Bipolar disorder, sometimes called manic depression, affects nearly six million American adults, or about 2.5% of the adult population, according to the National Institute of Mental Health. Some patients who eventually get diagnosed spend years, even decades, cycling through institutions and switching therapists before they get the correct treatment.
Mary, a mental health advocate who lives in western Massachusetts, is one of these people. She had episodes of mild depression starting when she was in her late teens.
When these came on, a quick call to her primary care physician got her a prescription for Prozac. Each time she took antidepressants, the medications kicked her into a slightly manic state during which she was often pretty effective in her many roles at work, home, and community. "I survived that way for 20 years," she says.
Then in 2002, her world crumbled when her son, who had been diagnosed with bipolar disease at age 7, spent more than four months in a hospital while awaiting transfer to a residential mental health facility. Mary became suicidally depressed. This time her doctors reached the conclusion that she, too, had bipolar disorder.

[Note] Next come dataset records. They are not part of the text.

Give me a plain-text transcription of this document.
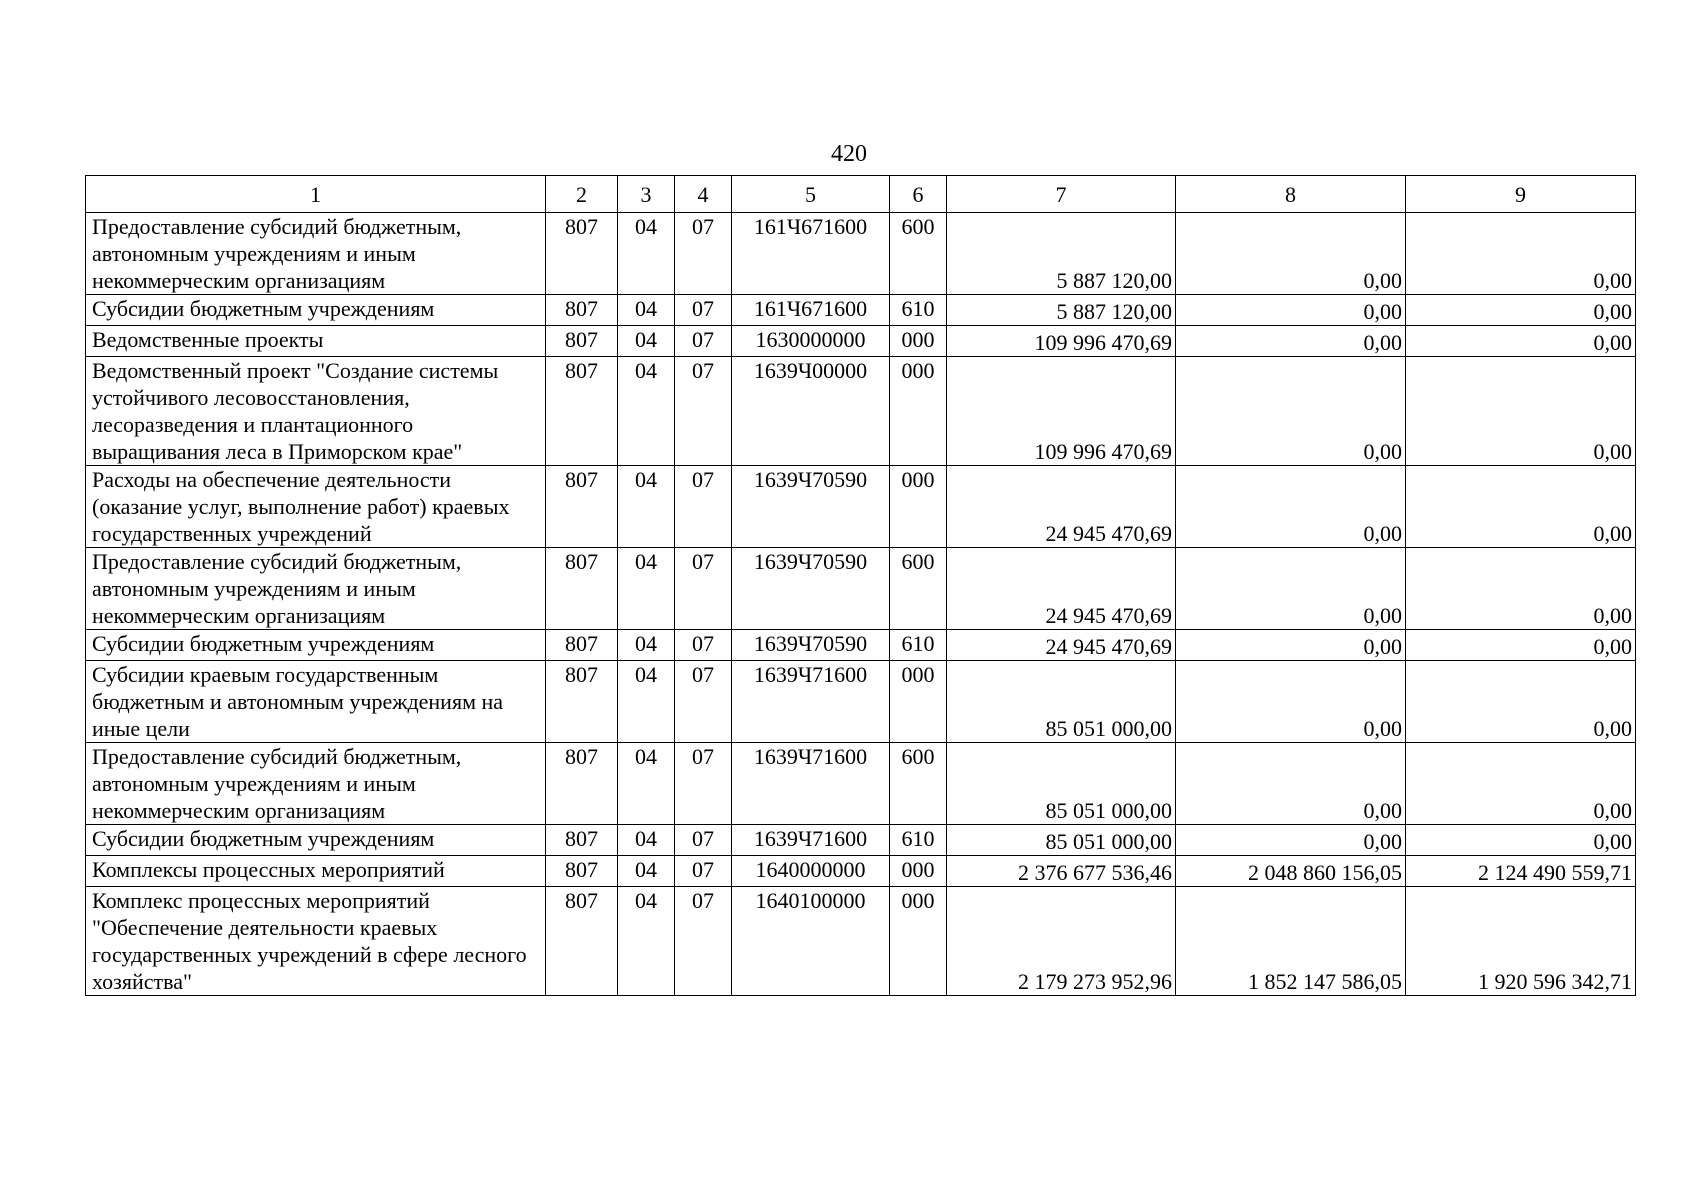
420
1	2	3	4	5	6	7	8	9
Предоставление субсидий бюджетным, автономным учреждениям и иным некоммерческим организациям	807	04	07	161Ч671600	600	5 887 120,00	0,00	0,00
Субсидии бюджетным учреждениям	807	04	07	161Ч671600	610	5 887 120,00	0,00	0,00
Ведомственные проекты	807	04	07	1630000000	000	109 996 470,69	0,00	0,00
Ведомственный проект "Создание системы устойчивого лесовосстановления, лесоразведения и плантационного выращивания леса в Приморском крае"	807	04	07	1639Ч00000	000	109 996 470,69	0,00	0,00
Расходы на обеспечение деятельности (оказание услуг, выполнение работ) краевых государственных учреждений	807	04	07	1639Ч70590	000	24 945 470,69	0,00	0,00
Предоставление субсидий бюджетным, автономным учреждениям и иным некоммерческим организациям	807	04	07	1639Ч70590	600	24 945 470,69	0,00	0,00
Субсидии бюджетным учреждениям	807	04	07	1639Ч70590	610	24 945 470,69	0,00	0,00
Субсидии краевым государственным бюджетным и автономным учреждениям на иные цели	807	04	07	1639Ч71600	000	85 051 000,00	0,00	0,00
Предоставление субсидий бюджетным, автономным учреждениям и иным некоммерческим организациям	807	04	07	1639Ч71600	600	85 051 000,00	0,00	0,00
Субсидии бюджетным учреждениям	807	04	07	1639Ч71600	610	85 051 000,00	0,00	0,00
Комплексы процессных мероприятий	807	04	07	1640000000	000	2 376 677 536,46	2 048 860 156,05	2 124 490 559,71
Комплекс процессных мероприятий "Обеспечение деятельности краевых государственных учреждений в сфере лесного хозяйства"	807	04	07	1640100000	000	2 179 273 952,96	1 852 147 586,05	1 920 596 342,71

The term bipolar means "two poles," like the Arctic and Antarctica, and that image describes this disease pretty well. People with bipolar experience periods of depression interspersed with periods of mania, when their thoughts race and they behave impulsively and often irrationally.
"Bipolar disorder gets you to commit acts of excess that nobody outside of Congress can get away with," says Steven D. Hollon, PhD, professor of psychology at Vanderbilt University in Nashville.
Mania can feel like creativity
Kathleen Brannon, 49, of Herndon, Va., had spent time in a state mental hospital for depression but was reluctant to agree that she was bipolar. "I'd have some periods of intense creativity where I would write for 20 hours," she says. "I hadn't thought of it as mania, I just thought I was driven to write."
Antidepressants can be ineffective or even damaging in people with bipolar disorder. In particular, antidepressants given to a person with bipolar disorder can trigger a manic episode unless the person is also taking a mood-stabilizing drug.
"When antidepressants don't work, ask your doctor if you have bipolar disorder," says Michael E. Thase, MD, professor of psychiatry at the University of Pennsylvania, in Philadelphia.
Dr. Thase adds that unusual reactions to antidepressants may also signal bipolar disorder. "If you start taking an antidepressant and have racing thoughts, a much stronger sex drive, or insomnia that has developed or worsened during antidepressant therapy, get help from your doctor. These are not symptoms of depression," he says. Instead of signaling recovery from depression, such symptoms may signal a manic episode that was triggered by an antidepressant.